A transatlantic trip to meet boy that I saved

Barry Crackett from Widdrington Station is flying to LA to meet the boy whose life he saved by donating bone marrow.
Barry Crackett from Widdrington Station is flying to LA to meet the boy whose life he saved by donating bone marrow.

A brave bone marrow donor is set to jet across the world to meet the little boy whose life he saved.

When Barry Crackett, from Widdrington Station, saw an appeal for donors to help a young girl in 2002 he had no hesitation in stepping forward.

The 24-year-old registered with the Anthony Nolan Trust, which matches bone marrow donors to blood cancer patients in need of a transplant, but heard nothing more.

Eight years went by and Mr Crackett never gave it another thought, but one day he got a phone call out of the blue to say he was a possible match, which was confirmed by tests.

“I started to get a bit nervous and apprehensive, and a lot of my friends were asking what I was doing it for, but everyone was supportive — my boss, my wife and my family,” he said.

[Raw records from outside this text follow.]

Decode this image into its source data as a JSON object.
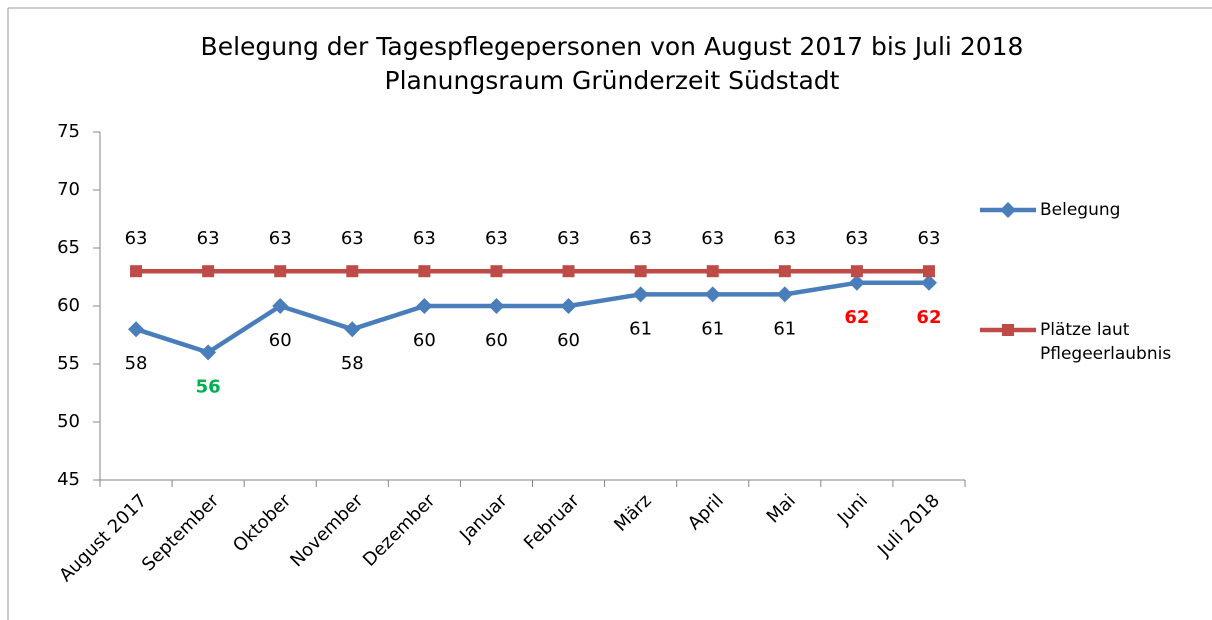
{
  "chart_data": {
    "type": "line",
    "title": "Belegung der Tagespflegepersonen von August 2017 bis Juli 2018",
    "subtitle": "Planungsraum Gründerzeit Südstadt",
    "categories": [
      "August 2017",
      "September",
      "Oktober",
      "November",
      "Dezember",
      "Januar",
      "Februar",
      "März",
      "April",
      "Mai",
      "Juni",
      "Juli 2018"
    ],
    "series": [
      {
        "name": "Belegung",
        "color": "#4a7ebb",
        "marker": "diamond",
        "label_position": "below",
        "values": [
          58,
          56,
          60,
          58,
          60,
          60,
          60,
          61,
          61,
          61,
          62,
          62
        ],
        "label_colors": [
          null,
          "#00b050",
          null,
          null,
          null,
          null,
          null,
          null,
          null,
          null,
          "#ff0000",
          "#ff0000"
        ]
      },
      {
        "name": "Plätze laut Pflegeerlaubnis",
        "color": "#be4b48",
        "marker": "square",
        "label_position": "above",
        "values": [
          63,
          63,
          63,
          63,
          63,
          63,
          63,
          63,
          63,
          63,
          63,
          63
        ]
      }
    ],
    "ylim": [
      45,
      75
    ],
    "yticks": [
      45,
      50,
      55,
      60,
      65,
      70,
      75
    ],
    "grid": false,
    "legend": "right"
  }
}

“Before I went through with it I was told I could pull out, but there was a good chance the boy wouldn’t survive.

“At that point I tried to stay away from people with colds and look after myself because it wasn’t just my life I was responsible for, it was this little boy’s life as well.

“I was just in hospital for the day and night, it was a very small operation,” he said. “There is a misconception about how painful it is.

“I have probably had a worse cold. I didn’t feel any pain. I still have a couple of scars on my back and I was a bit tired for a couple of weeks, but that’s nothing to save somebody’s life.”

The Anthony Nolan Trust stayed in touch, but it was six months before he was told that the young recipient had survived and he knew it would be two years before there was any chance of contact.

It was in December last year that the designer was told that the boy’s family wanted a meeting — and they live in Los Angeles.

The invitation was to attend an event for donors and recipients on May 10, but it was uncertain whether the Northumberland family could fly out as Mr Crackett’s wife Jessica was due to give birth in April. However, little Sol arrived on April 2, in plenty of time for the celebration.

“When I got the letter from the boy’s family we were in hospital because my son had just been born so it was really emotional,” said Mr Crackett.